(1.) THIS is a reference under S. 256(1) of the IT Act, 1961, (hereinafter referred to as the Act). The assessee is an individual and the relevant assessment year was 1962 63, the " previous year "being the calendar year ending on 31st Dec., 1961. The assessee derived income from various sources, viz., interest on securities, dividends and share of profits of two partnership firms. These two firms were Dhirajlal Khushaldas & Brothers and Dhirajlal Chunilal & Co. We are concerned in the present reference with the firm of Dhirajlal Khushaldas & Bros. The assessee owned a car and in his individual assessment he claimed 50 per cent of his running expenses and 50 per cent of the depreciation, aggregating to Rs. 6,024, as deductible expenditure contending that the motor car was used by him for the discharge of his duties as a partner in the partnership concern of Dhirajlal Khushaldas & Bros. This claim of Rs. 6,024 was disallowed by the ITO, firstly, on the ground that though there was a provision for deduction of interest from such income of share of profits in a partnership firm, under S. 67(3) of the Act, there was no such provision for other expenses ; and the second ground was that, whatever expenditure pertained to the business carried on by the firm, was properly debitable to the account of the firm and not to the assessment of the income of the partners. Against the decision of the ITO, there was an appeal by the assessee ; and the AAC upheld the disallowance of these motor car expenses on the ground that there was no clause in the partnership deed enjoining the assessee to maintain a car for the business of the firm and in the absence of such a clause, commercial expediency of the conveyance expenditure could not be said to have been made out. The assessee took the matter in further appeal to the Tribunal and the Tribunal upheld the orders passed by the authorities below on the ground that the terms of the instrument of partnership did not fasten upon the assessee any liability of incurring expenses claimed so that he should be in a position to earn his share of profit. The Tribunal further observed that if any conveyance charges were incurred for the purpose of the business of the firm in which the assessee was a partner, they would be an admissible charge against the income of the firm ; and that it was not open to a partner in a firm to claim any deduction which would have been claimed by the firm.

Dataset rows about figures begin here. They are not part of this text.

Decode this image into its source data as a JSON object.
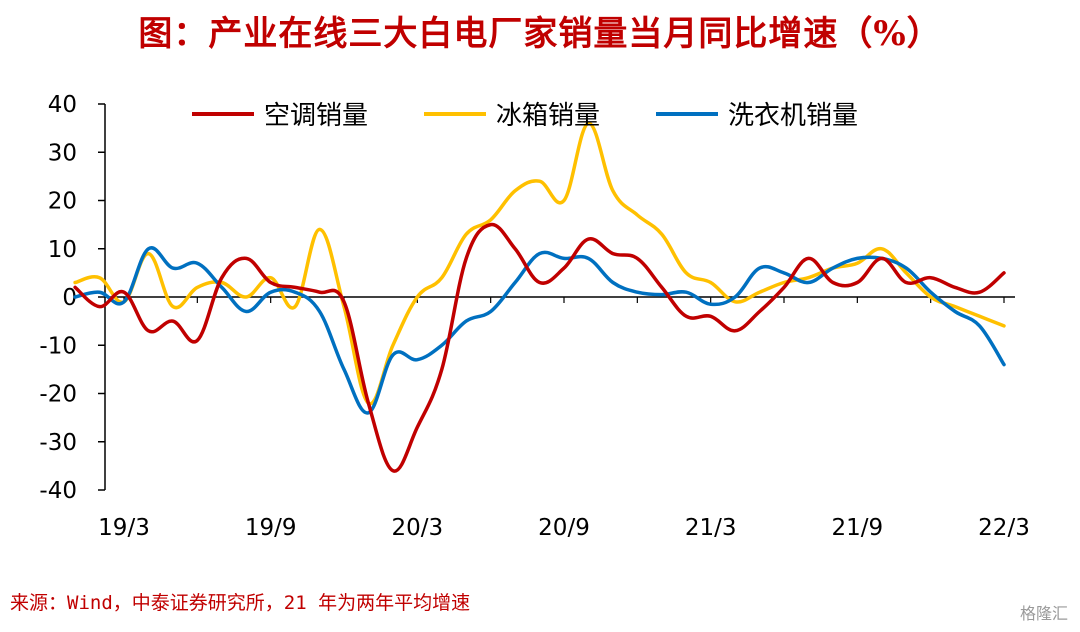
{
  "title": "图：产业在线三大白电厂家销量当月同比增速（%）",
  "source": "来源：Wind，中泰证券研究所，21 年为两年平均增速",
  "watermark": "格隆汇",
  "chart_data": {
    "type": "line",
    "title": "图：产业在线三大白电厂家销量当月同比增速（%）",
    "xlabel": "",
    "ylabel": "",
    "ylim": [
      -40,
      40
    ],
    "yticks": [
      40,
      30,
      20,
      10,
      0,
      -10,
      -20,
      -30,
      -40
    ],
    "x_tick_labels": [
      "19/3",
      "19/9",
      "20/3",
      "20/9",
      "21/3",
      "21/9",
      "22/3"
    ],
    "x": [
      "19/1",
      "19/2",
      "19/3",
      "19/4",
      "19/5",
      "19/6",
      "19/7",
      "19/8",
      "19/9",
      "19/10",
      "19/11",
      "19/12",
      "20/1",
      "20/2",
      "20/3",
      "20/4",
      "20/5",
      "20/6",
      "20/7",
      "20/8",
      "20/9",
      "20/10",
      "20/11",
      "20/12",
      "21/1",
      "21/2",
      "21/3",
      "21/4",
      "21/5",
      "21/6",
      "21/7",
      "21/8",
      "21/9",
      "21/10",
      "21/11",
      "21/12",
      "22/1",
      "22/2",
      "22/3"
    ],
    "grid": false,
    "legend_position": "top",
    "series": [
      {
        "name": "空调销量",
        "color": "#c00000",
        "values": [
          2,
          -2,
          1,
          -7,
          -5,
          -9,
          4,
          8,
          3,
          2,
          1,
          -1,
          -22,
          -36,
          -27,
          -15,
          8,
          15,
          10,
          3,
          6,
          12,
          9,
          8,
          2,
          -4,
          -4,
          -7,
          -3,
          2,
          8,
          3,
          3,
          8,
          3,
          4,
          2,
          1,
          5
        ]
      },
      {
        "name": "冰箱销量",
        "color": "#ffc000",
        "values": [
          3,
          4,
          -1,
          9,
          -2,
          2,
          3,
          0,
          4,
          -2,
          14,
          -2,
          -22,
          -10,
          0,
          4,
          13,
          16,
          22,
          24,
          20,
          36,
          22,
          17,
          13,
          5,
          3,
          -1,
          1,
          3,
          4,
          6,
          7,
          10,
          5,
          0,
          -2,
          -4,
          -6
        ]
      },
      {
        "name": "洗衣机销量",
        "color": "#0070c0",
        "values": [
          0,
          1,
          -1,
          10,
          6,
          7,
          2,
          -3,
          1,
          1,
          -3,
          -15,
          -24,
          -12,
          -13,
          -10,
          -5,
          -3,
          3,
          9,
          8,
          8,
          3,
          1,
          0.5,
          1,
          -1.5,
          0,
          6,
          5,
          3,
          6,
          8,
          8,
          6,
          1,
          -3,
          -6,
          -14
        ]
      }
    ]
  }
}
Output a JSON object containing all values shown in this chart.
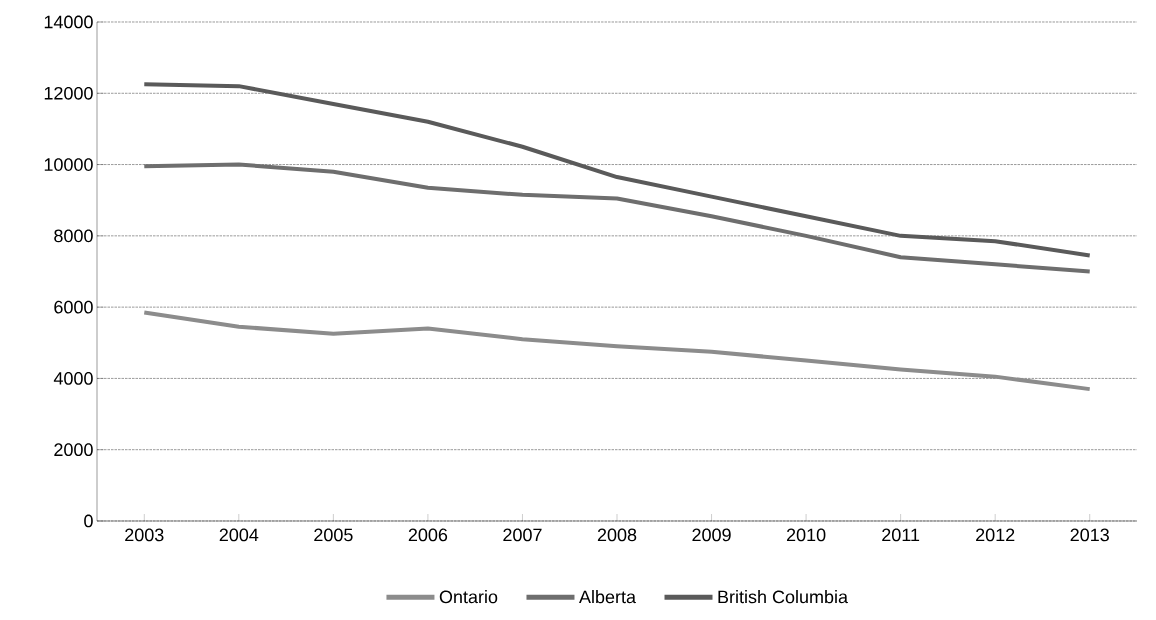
{
  "chart_data": {
    "type": "line",
    "categories": [
      "2003",
      "2004",
      "2005",
      "2006",
      "2007",
      "2008",
      "2009",
      "2010",
      "2011",
      "2012",
      "2013"
    ],
    "series": [
      {
        "name": "Ontario",
        "color": "#8c8c8c",
        "values": [
          5850,
          5450,
          5250,
          5400,
          5100,
          4900,
          4750,
          4500,
          4250,
          4050,
          3700
        ]
      },
      {
        "name": "Alberta",
        "color": "#6e6e6e",
        "values": [
          9950,
          10000,
          9800,
          9350,
          9150,
          9050,
          8550,
          8000,
          7400,
          7200,
          7000
        ]
      },
      {
        "name": "British Columbia",
        "color": "#5a5a5a",
        "values": [
          12250,
          12200,
          11700,
          11200,
          10500,
          9650,
          9100,
          8550,
          8000,
          7850,
          7450
        ]
      }
    ],
    "ylim": [
      0,
      14000
    ],
    "yticks": [
      0,
      2000,
      4000,
      6000,
      8000,
      10000,
      12000,
      14000
    ],
    "grid": "y",
    "legend": "bottom",
    "marker": "none",
    "line_style": "solid"
  }
}
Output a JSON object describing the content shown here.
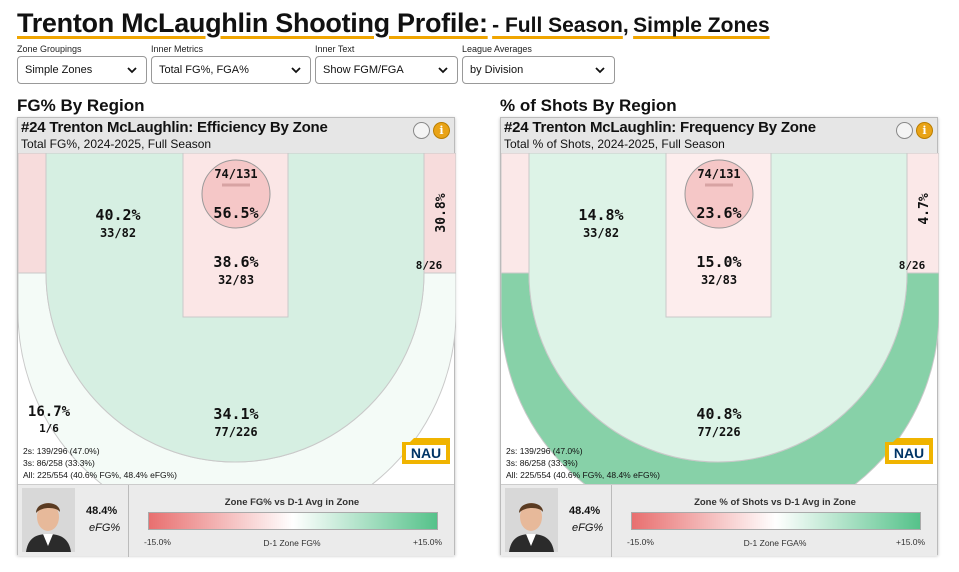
{
  "header": {
    "title": "Trenton McLaughlin Shooting Profile:",
    "season_label": "- Full Season",
    "separator": ",",
    "zones_label": "Simple Zones"
  },
  "controls": [
    {
      "label": "Zone Groupings",
      "value": "Simple Zones"
    },
    {
      "label": "Inner Metrics",
      "value": "Total FG%, FGA%"
    },
    {
      "label": "Inner Text",
      "value": "Show FGM/FGA"
    },
    {
      "label": "League Averages",
      "value": "by Division"
    }
  ],
  "stats": {
    "twos": "2s: 139/296 (47.0%)",
    "threes": "3s: 86/258 (33.3%)",
    "all": "All: 225/554 (40.6% FG%, 48.4% eFG%)",
    "efg_value": "48.4%",
    "efg_label": "eFG%"
  },
  "logo_text": "NAU",
  "info_glyph": "i",
  "panels": [
    {
      "section_title": "FG% By Region",
      "title": "#24 Trenton McLaughlin: Efficiency By Zone",
      "subtitle": "Total FG%, 2024-2025, Full Season",
      "legend_title": "Zone FG% vs D-1 Avg in Zone",
      "legend_min": "-15.0%",
      "legend_mid": "D-1 Zone FG%",
      "legend_max": "+15.0%",
      "colors": {
        "corner3": "#f7dcdc",
        "mid": "#d6efe2",
        "paint": "#fbe6e6",
        "rim": "#f5c7c7",
        "above3": "#f4fbf7"
      },
      "zones": {
        "rim": {
          "value": "56.5%",
          "detail": "74/131"
        },
        "paint": {
          "value": "38.6%",
          "detail": "32/83"
        },
        "midrange": {
          "value": "40.2%",
          "detail": "33/82"
        },
        "right_corner3": {
          "value": "30.8%",
          "detail": "8/26"
        },
        "left_corner3": {
          "value": "16.7%",
          "detail": "1/6"
        },
        "above_break3": {
          "value": "34.1%",
          "detail": "77/226"
        }
      }
    },
    {
      "section_title": "% of Shots By Region",
      "title": "#24 Trenton McLaughlin: Frequency By Zone",
      "subtitle": "Total % of Shots, 2024-2025, Full Season",
      "legend_title": "Zone % of Shots vs D-1 Avg in Zone",
      "legend_min": "-15.0%",
      "legend_mid": "D-1 Zone FGA%",
      "legend_max": "+15.0%",
      "colors": {
        "corner3": "#fbe8e8",
        "mid": "#ddf3e7",
        "paint": "#fdeded",
        "rim": "#f5c7c7",
        "above3": "#87d1a8"
      },
      "zones": {
        "rim": {
          "value": "23.6%",
          "detail": "74/131"
        },
        "paint": {
          "value": "15.0%",
          "detail": "32/83"
        },
        "midrange": {
          "value": "14.8%",
          "detail": "33/82"
        },
        "right_corner3": {
          "value": "4.7%",
          "detail": "8/26"
        },
        "left_corner3": {
          "value": "",
          "detail": ""
        },
        "above_break3": {
          "value": "40.8%",
          "detail": "77/226"
        }
      }
    }
  ]
}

(2.) THEREAFTER , at the instance of the assessee, the following question has been referred by the Tribunal to this Court under S. 256(1) of the Act, viz. :
(3.) UNDER S. 37 of the Act, any expenditure not being expenditure of the nature described in S. 30 to 36 and not being in the nature of capital expenditure or personal expenses of the assessee, laid out or expended wholly and exclusively for the purposes of the business or profession shall be allowed in computing the income chargeable under the head " Profits and gains of business or profession ". This provision in the Act of 1961 is the same as the provision set out in S. 10 (2)(xv) of the Act of 1922, and the decisions on S. 10(2)(xv) of the 1922 Act have a direct bearing on the interpretation of S. 37(1) of the Act.